Certes, une personne ordinaire n’est pas censée avoir une formation de secouriste d’autant plus qu’en Tunisie, on n’a hélas pas droit à ce genre de cours à l’école. Mais je crois qu’il est primordial qu’on connaisse les gestes de premiers secours surtout si on vit avec des enfants ! Et puisque l’occasion se présente, je voudrais parler également des fausses idées reçues quant à certains gestes de secours parce qu’elles rendent notre travail encore plus difficile !

 

Brûlures et blessures

« Les accidents les plus fréquents et qui peuvent donner lieu à des complications plutôt graves sont de premier abord les brûlures qui peuvent être de deux types : celles en contact avec un liquide ou un produit chauffé (eau bouillante, huile de friture, bouillon en cocotte, fer à repasser…) et celles qui ont lieu suite à un contact avec un produit chimique. Les gestes de secours dans les deux cas restent les mêmes et indépendamment des degrés de brûlure.
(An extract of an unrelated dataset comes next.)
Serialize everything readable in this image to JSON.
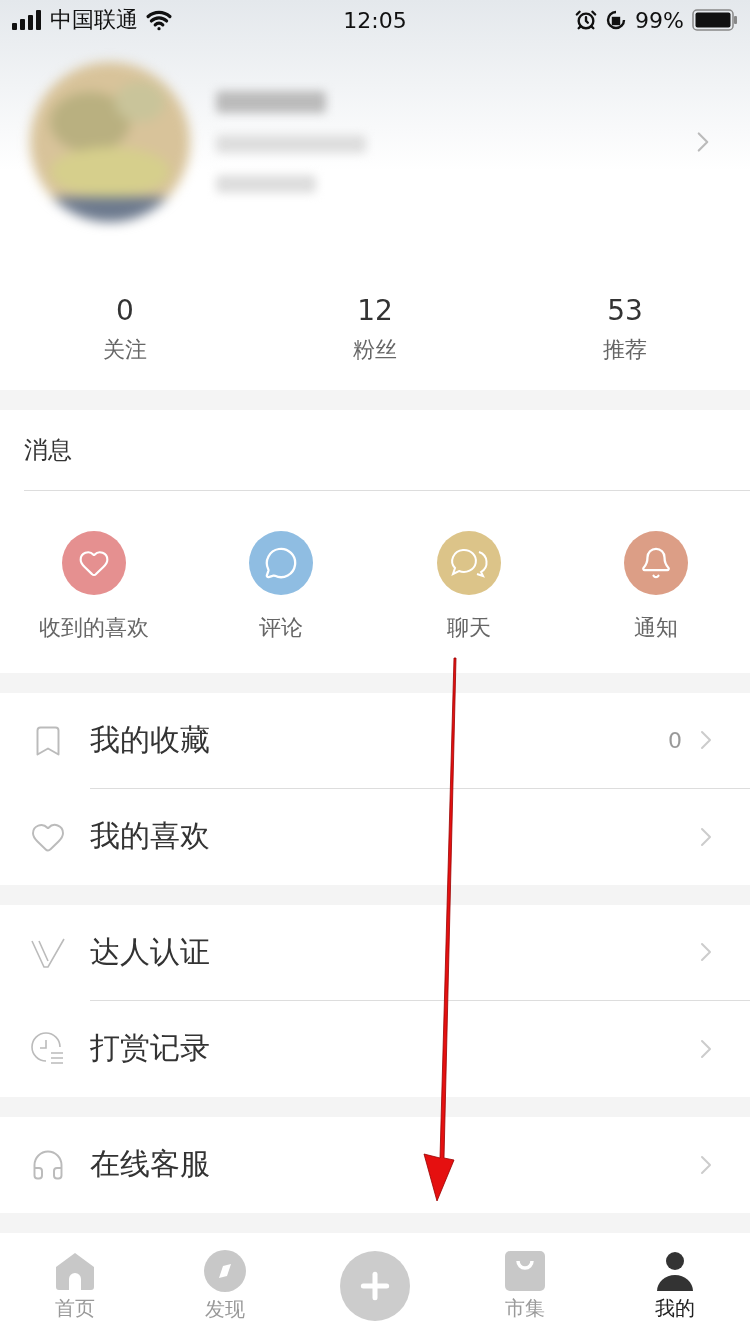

Ce qu’il  faut primordialement faire comme premier acte de secours : c’est de refroidir la brûlure en la mettant directement sous le robinet et en l’arrosant à l’eau froide. Ce refroidissement doit durer au moins 5 minutes. Ceux qui se trouvent loin des robinets peuvent toujours utiliser l’eau en bouteille et plus l’eau est froide mieux c’est. En parallèle à l’arrosage, on essaie de retirer les vêtements à l’exception des habits qui adhérent à la peau. Si l’on voit que des parcelles sont collées, on se contente de refroidir en attendant la venue des secours ou en attendant de se rendre aux urgences. 

Plusieurs personnes croient malheureusement que tout ce qui donne une sensation de froid peut être mis sur une brûlure : c’est faux ! Mettre de la pommade, du jus de tomate, du dentifrice ou des blancs d’œufs compliquera les choses ! Il ne faut jamais mettre de produits sur une brûlure. On se contente d’eau froide.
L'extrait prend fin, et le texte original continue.